Flyers stuck at New Jersey's Newark Liberty International Airport, one of United Airlines' busiest hubs, have been uploading clips of long customer service lines and baggage pile-ups of unattended luggage onto Twitter as the airline continues to suffer weather-related disruptions.
"It's nuts, okay?" one man is heard saying as he films the line for the United customer service desk. "This is 17 seconds, 18, 19, 20, 21 seconds just filming this massive line."

Since Saturday, airlines have canceled more than 5,400 flights. On Wednesday morning, a FlightAware tracker showed that there are currently 707 cancellations and 1,660 delays within, into, and out of the United States.
Newark has reported the highest number of disruptions, with 71 outbound flights and 77 inbound flights canceled, according to the tracker. The airport is experiencing a total of 109 delays.
Stranded passengers told CBS News over the weekend that they resorted to sleeping on tables, luggage carts and the floor of Newark after they were left with nowhere to go.
Thousands of people stranded at Newark airport, flights getting cancelled left, right and centre. People not being allowed to just get their luggage and leave. The staff keep shouting no retrievals. The line to get your luggage is 5 plus hours long. United airlines seems clueless pic.twitter.com/I2Mc0Gqeyd
— COURAGE™️ (@ClaudeRonnie2) June 27, 2023
"Thousands of people stranded at Newark airport, flights getting cancelled left, right and centre," one video caption read. "People not being allowed to just get their luggage and leave. The staff keep shouting no retrievals. The line to get your luggage is 5 plus hours long. United airlines seems clueless."

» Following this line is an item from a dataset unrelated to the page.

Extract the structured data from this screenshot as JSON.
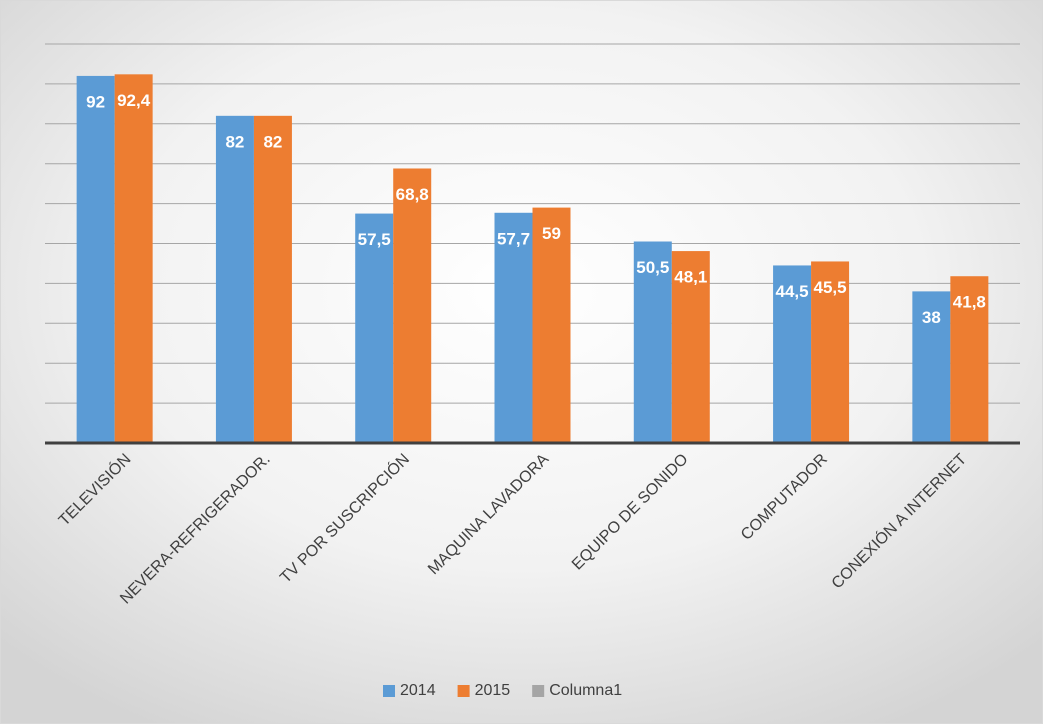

Serving about 63 percent of Newark's passengers, United Airlines is the largest carrier at the airport. The airline's own frustration with the ongoing flight disruptions has spilled out into public view after CEO Scott Kirby sent a strongly-worded memo to staffers, telling them, "The FAA frankly failed us this weekend."
While the Federal Aviation Administration (FAA) has pointed to thunderstorms that have battered the East Coast for the cancellations, Kirby called out the FAA for staffing problems with air traffic controllers, saying that weather in the tri-state area has been "something that the FAA has historically been able to manage without a severe impact on our operation and customers."

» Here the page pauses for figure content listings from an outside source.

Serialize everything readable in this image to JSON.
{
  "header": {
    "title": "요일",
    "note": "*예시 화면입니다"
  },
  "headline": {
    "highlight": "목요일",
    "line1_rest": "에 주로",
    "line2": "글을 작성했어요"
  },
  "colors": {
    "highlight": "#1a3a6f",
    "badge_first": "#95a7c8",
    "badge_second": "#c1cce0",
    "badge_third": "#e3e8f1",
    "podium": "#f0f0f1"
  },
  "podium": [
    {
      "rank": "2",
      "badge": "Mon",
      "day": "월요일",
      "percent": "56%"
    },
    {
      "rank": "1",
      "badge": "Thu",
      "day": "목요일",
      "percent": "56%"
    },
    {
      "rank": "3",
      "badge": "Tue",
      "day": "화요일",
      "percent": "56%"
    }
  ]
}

"The FAA reduced the arrival rates by 40% and the departure rates by 75%. That is almost certainly a reflection of understaffing/lower experience at the FAA," Kirby wrote. "It led to massive delays, cancellations, diversions, as well as crews and aircraft out of position."

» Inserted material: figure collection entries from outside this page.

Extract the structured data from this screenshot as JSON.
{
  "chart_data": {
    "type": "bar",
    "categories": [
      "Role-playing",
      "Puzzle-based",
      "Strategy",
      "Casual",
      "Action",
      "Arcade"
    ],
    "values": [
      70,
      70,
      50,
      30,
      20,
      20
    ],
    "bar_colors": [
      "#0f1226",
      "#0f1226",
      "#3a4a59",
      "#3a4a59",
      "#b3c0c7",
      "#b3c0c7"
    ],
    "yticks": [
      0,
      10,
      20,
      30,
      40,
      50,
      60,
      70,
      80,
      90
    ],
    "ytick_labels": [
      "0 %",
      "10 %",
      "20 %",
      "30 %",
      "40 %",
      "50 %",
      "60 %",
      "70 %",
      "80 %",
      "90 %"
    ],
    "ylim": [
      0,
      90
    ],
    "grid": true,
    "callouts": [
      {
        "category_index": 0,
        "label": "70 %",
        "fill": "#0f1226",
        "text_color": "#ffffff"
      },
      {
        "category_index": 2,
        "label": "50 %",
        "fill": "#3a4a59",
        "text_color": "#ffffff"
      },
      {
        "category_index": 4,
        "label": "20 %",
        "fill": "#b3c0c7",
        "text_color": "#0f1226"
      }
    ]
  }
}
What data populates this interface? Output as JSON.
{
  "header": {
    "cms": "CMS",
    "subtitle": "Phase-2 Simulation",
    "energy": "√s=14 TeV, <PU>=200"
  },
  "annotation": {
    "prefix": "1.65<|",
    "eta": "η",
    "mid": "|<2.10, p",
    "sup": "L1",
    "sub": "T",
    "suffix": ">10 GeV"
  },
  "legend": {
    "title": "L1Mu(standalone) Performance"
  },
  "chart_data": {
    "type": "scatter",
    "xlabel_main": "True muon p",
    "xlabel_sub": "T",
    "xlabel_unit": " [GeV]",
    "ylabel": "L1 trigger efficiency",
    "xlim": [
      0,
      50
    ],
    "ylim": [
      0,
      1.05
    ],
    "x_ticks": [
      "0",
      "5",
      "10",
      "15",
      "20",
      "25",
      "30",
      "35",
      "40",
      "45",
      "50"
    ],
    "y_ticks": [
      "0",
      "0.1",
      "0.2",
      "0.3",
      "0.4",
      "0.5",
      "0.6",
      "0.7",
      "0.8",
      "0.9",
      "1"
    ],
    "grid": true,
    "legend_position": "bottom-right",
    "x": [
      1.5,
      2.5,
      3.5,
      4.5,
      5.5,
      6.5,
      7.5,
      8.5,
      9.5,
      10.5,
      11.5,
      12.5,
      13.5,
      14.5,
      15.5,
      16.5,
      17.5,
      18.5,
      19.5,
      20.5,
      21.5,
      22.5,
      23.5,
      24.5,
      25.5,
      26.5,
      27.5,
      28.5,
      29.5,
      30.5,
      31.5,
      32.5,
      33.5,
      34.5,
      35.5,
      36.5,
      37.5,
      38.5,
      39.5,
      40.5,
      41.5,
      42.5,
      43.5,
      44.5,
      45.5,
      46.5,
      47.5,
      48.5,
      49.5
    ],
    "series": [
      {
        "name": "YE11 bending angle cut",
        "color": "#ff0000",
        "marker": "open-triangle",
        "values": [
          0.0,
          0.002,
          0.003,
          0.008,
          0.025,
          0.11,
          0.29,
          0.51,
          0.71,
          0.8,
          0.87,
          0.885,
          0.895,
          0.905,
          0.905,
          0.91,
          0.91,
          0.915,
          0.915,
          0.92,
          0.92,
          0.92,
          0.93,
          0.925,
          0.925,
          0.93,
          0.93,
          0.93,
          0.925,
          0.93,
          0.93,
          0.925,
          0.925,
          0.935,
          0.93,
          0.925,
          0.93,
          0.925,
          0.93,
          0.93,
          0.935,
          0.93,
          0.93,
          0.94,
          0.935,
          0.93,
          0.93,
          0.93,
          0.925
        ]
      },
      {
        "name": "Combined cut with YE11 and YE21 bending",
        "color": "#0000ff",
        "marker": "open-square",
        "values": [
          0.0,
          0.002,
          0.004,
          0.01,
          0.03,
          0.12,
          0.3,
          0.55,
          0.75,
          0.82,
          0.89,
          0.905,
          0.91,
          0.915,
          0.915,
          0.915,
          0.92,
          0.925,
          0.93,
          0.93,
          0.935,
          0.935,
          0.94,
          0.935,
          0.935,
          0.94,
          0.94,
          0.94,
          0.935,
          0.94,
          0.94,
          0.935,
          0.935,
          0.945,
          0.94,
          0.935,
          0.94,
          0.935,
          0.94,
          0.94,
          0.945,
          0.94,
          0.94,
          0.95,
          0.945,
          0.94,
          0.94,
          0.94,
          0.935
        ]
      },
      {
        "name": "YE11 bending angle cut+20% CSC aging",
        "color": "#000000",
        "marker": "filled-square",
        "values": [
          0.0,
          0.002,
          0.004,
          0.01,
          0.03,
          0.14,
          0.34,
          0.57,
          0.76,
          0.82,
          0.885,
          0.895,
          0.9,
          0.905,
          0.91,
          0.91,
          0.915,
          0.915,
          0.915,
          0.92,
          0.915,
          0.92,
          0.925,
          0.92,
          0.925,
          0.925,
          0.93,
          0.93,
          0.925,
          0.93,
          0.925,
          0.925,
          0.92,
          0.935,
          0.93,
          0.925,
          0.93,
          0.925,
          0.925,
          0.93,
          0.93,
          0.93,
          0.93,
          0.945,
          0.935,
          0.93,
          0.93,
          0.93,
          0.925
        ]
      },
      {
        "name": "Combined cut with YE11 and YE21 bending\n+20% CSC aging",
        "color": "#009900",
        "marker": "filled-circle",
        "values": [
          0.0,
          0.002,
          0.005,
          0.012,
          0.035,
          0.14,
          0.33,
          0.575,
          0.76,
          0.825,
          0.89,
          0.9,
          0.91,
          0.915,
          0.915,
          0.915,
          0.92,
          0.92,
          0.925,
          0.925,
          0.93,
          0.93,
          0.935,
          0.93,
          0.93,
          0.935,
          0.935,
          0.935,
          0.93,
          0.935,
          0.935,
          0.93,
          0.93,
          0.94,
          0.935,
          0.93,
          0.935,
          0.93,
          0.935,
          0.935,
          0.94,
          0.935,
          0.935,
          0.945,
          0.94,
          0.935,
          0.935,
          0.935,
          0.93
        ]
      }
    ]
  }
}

Newsweek reached out to the FAA for comment.
Similar flight disruptions have been reported at New York's LaGuardia Airport, North Carolina's Charlotte Douglas International Airport and Washington, D.C.'s Dulles International Airport.
7 hour delay on my flight last night due to lightning storms in Charlotte - when we finally left, the Pilot had to go outside & load luggage cuz airport maintenance was gone for the night
— Kenneth (@orthodoxanglicn) June 27, 2023
In Charlotte at 1am, thousands missed their flights, 2 - 3 hour lines for people to rebook… pic.twitter.com/ouBPcxAM6D
"7 hour delay on my flight last night due to lightning storms in Charlotte - when we finally left, the Pilot had to go outside & load luggage cuz airport maintenance was gone for the night," one Twitter user wrote alongside a video of the airport's Terminal B.
"In Charlotte at 1am, thousands missed their flights, 2 - 3 hour lines for people to rebook I've never seen so many people sleeping at the airport before; in hallways, in the chapel - all 5 terminals had massive lines of people waiting to rebook missed flights."
Passengers trapped at LaGuardia described seeing many travelers crying, sleeping on cots at the airport and being deplaned after spending hours sitting on the tarmac.
"Now, we're going to drive five hours to Minneapolis because they can't get us out until Friday at the earliest," one woman told CNN.